Le jeune homme questionna son hôte : « On dit de toi que tu sais tout
sur tout. Arrives-tu à deviner ce qui me fait voyager depuis des
semaines, ô sage homme ?
Oh ! je sais déjà que l'amour fait
battre ton cœur et qu'il t'a jeté sur les chemins imprévisibles de
l'aventure ! » Le jeune homme livra alors à son ami toute son histoire.

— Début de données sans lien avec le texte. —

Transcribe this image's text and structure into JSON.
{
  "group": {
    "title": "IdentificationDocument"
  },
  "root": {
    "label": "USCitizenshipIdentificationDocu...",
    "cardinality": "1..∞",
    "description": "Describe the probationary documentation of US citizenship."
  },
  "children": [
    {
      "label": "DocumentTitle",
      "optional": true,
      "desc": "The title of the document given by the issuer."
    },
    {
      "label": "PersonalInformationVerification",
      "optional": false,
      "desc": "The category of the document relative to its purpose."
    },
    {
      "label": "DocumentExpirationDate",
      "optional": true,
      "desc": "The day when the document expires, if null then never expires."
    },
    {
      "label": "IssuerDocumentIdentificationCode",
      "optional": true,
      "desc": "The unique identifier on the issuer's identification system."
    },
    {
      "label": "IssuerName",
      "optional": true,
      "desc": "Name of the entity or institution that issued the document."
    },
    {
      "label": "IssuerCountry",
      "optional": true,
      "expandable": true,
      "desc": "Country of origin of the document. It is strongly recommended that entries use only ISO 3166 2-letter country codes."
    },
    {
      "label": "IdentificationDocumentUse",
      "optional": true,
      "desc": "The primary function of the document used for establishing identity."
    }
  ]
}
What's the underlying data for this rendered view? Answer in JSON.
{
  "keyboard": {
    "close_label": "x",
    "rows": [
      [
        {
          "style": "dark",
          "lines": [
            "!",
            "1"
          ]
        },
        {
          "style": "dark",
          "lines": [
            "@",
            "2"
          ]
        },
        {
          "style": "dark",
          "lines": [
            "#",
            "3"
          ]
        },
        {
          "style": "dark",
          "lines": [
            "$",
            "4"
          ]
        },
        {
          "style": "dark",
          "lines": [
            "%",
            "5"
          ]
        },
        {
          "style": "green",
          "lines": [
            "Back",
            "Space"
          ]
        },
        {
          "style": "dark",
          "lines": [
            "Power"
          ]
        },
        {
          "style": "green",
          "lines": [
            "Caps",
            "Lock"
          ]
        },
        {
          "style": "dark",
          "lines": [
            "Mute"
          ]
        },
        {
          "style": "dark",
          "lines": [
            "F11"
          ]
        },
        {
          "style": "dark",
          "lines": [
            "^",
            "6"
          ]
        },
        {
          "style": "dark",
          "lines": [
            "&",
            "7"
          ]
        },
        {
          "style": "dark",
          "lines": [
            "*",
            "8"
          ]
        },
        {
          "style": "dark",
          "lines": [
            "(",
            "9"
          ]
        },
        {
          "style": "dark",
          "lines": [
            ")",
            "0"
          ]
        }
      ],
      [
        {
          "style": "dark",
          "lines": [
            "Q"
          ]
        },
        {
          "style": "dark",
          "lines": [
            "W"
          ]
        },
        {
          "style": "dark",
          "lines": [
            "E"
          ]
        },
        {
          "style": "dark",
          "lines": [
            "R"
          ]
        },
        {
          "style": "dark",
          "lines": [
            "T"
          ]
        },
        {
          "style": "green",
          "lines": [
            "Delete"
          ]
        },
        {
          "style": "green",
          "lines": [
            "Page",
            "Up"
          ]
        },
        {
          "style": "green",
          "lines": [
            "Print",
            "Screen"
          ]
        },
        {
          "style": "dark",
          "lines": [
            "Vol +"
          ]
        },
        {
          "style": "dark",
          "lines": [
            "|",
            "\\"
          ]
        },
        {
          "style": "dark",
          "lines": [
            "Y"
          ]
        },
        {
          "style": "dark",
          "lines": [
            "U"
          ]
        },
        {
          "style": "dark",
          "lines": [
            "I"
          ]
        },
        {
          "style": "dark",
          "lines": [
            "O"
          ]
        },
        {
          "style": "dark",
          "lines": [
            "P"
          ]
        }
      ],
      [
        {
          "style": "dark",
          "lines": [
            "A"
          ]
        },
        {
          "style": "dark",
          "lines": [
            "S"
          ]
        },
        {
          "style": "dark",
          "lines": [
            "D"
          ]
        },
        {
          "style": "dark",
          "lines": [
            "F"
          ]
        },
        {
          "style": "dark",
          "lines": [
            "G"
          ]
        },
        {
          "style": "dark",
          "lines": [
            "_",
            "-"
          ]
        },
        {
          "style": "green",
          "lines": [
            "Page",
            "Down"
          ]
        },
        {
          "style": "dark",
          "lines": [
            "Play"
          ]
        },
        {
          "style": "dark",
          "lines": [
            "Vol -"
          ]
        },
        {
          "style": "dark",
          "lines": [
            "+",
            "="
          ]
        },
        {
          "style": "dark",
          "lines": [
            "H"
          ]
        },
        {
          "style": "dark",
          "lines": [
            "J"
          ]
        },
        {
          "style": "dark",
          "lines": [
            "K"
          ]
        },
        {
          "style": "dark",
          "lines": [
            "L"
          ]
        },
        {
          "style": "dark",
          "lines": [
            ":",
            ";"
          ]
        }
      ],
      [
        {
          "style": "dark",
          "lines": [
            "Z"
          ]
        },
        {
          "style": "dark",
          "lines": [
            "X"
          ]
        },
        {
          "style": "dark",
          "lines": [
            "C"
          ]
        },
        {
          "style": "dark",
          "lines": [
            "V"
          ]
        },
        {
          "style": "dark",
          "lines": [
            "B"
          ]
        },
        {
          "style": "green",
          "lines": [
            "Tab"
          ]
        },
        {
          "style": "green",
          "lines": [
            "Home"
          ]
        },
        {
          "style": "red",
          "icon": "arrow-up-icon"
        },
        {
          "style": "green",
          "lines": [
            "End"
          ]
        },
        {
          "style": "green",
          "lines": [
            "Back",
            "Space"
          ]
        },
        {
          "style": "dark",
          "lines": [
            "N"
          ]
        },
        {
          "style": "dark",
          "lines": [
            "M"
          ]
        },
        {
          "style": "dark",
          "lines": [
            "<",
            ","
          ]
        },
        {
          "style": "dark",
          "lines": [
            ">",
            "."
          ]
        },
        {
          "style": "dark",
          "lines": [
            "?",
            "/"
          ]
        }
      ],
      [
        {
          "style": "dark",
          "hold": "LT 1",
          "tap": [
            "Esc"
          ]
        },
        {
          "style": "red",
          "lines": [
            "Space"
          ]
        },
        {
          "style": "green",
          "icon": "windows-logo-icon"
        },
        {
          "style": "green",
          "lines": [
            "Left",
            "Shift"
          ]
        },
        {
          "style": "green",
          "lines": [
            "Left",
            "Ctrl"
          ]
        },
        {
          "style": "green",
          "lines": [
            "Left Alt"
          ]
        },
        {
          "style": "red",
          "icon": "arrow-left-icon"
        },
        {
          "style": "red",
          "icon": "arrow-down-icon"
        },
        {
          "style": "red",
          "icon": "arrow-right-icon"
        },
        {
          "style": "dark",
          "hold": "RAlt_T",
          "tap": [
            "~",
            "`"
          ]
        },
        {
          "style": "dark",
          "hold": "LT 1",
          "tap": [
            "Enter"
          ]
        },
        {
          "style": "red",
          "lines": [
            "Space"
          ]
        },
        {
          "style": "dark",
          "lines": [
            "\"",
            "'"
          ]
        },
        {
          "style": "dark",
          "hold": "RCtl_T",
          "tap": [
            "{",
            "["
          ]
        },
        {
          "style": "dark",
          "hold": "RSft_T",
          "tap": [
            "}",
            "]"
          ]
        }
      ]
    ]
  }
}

Il n'omit aucun détail. Son auditeur resta silencieux ; il hochait de
temps à autre la tête. Quand il eut fini son récit, le jeune homme
demanda au vieux sage : « J'ai besoin de savoir où se situe le Pays aux
Sept Fleuves pour tuer les sept pieuvres qui les habitent. Si je
parviens à ramener les têtes tranchées des pieuvres le maléfice se
brisera et la perdrix redeviendra princesse comme avant.
Mon
brave garçon, tout seul tu ne peux te mesurer aux sept pieuvres
géantes. Mais, comme tu possèdes un cœur généreux et intrépide, je vais
t'aider à réaliser ton vœu. Dans le coffre que tu trouveras sous mon
lit, il y a un sabre qui date de mille ans. D'innombrables et vaillants
héros me l'ont emprunté pour vaincre de redoutables ennemis. Ce sabre,
expliqua le sage, a le pouvoir de trancher les têtes de tous les
monstres possibles et imaginables vivant sur la terre ou sous la mer.
Je veux bien te le prêter à condition que tu me le rapportes, lorsque
tu te seras acquitté de ta mission héroïque !
Sans faute !
s'exclama le jeune homme, fou de joie à l'idée de pouvoir se battre et
libérer sa bien-aimée, qui hantait déjà toutes ses pensées. » Il prit
le sabre magique, complimenta son bienfaiteur et s'en alla, fièrement,
défier son destin. Le cœur empli
d'ambition et d'enthousiasme, Ie jeune homme traversa plusieurs
provinces et forêts. Il emprunta des chemins inconnus et rencontra de
bien étranges et curieux personnages. Il apprivoisa les uns et se méfia
des autres. Il suivit les indications du vieux sage et supporta fort
bien le voyage qui dura, d'ailleurs, des semaines entières. Quand
enfin se dessina à l'horizon la frontière du pays recherché, le jeune
homme découvrit une montagne si haute qu'elle se perdait dans le ciel.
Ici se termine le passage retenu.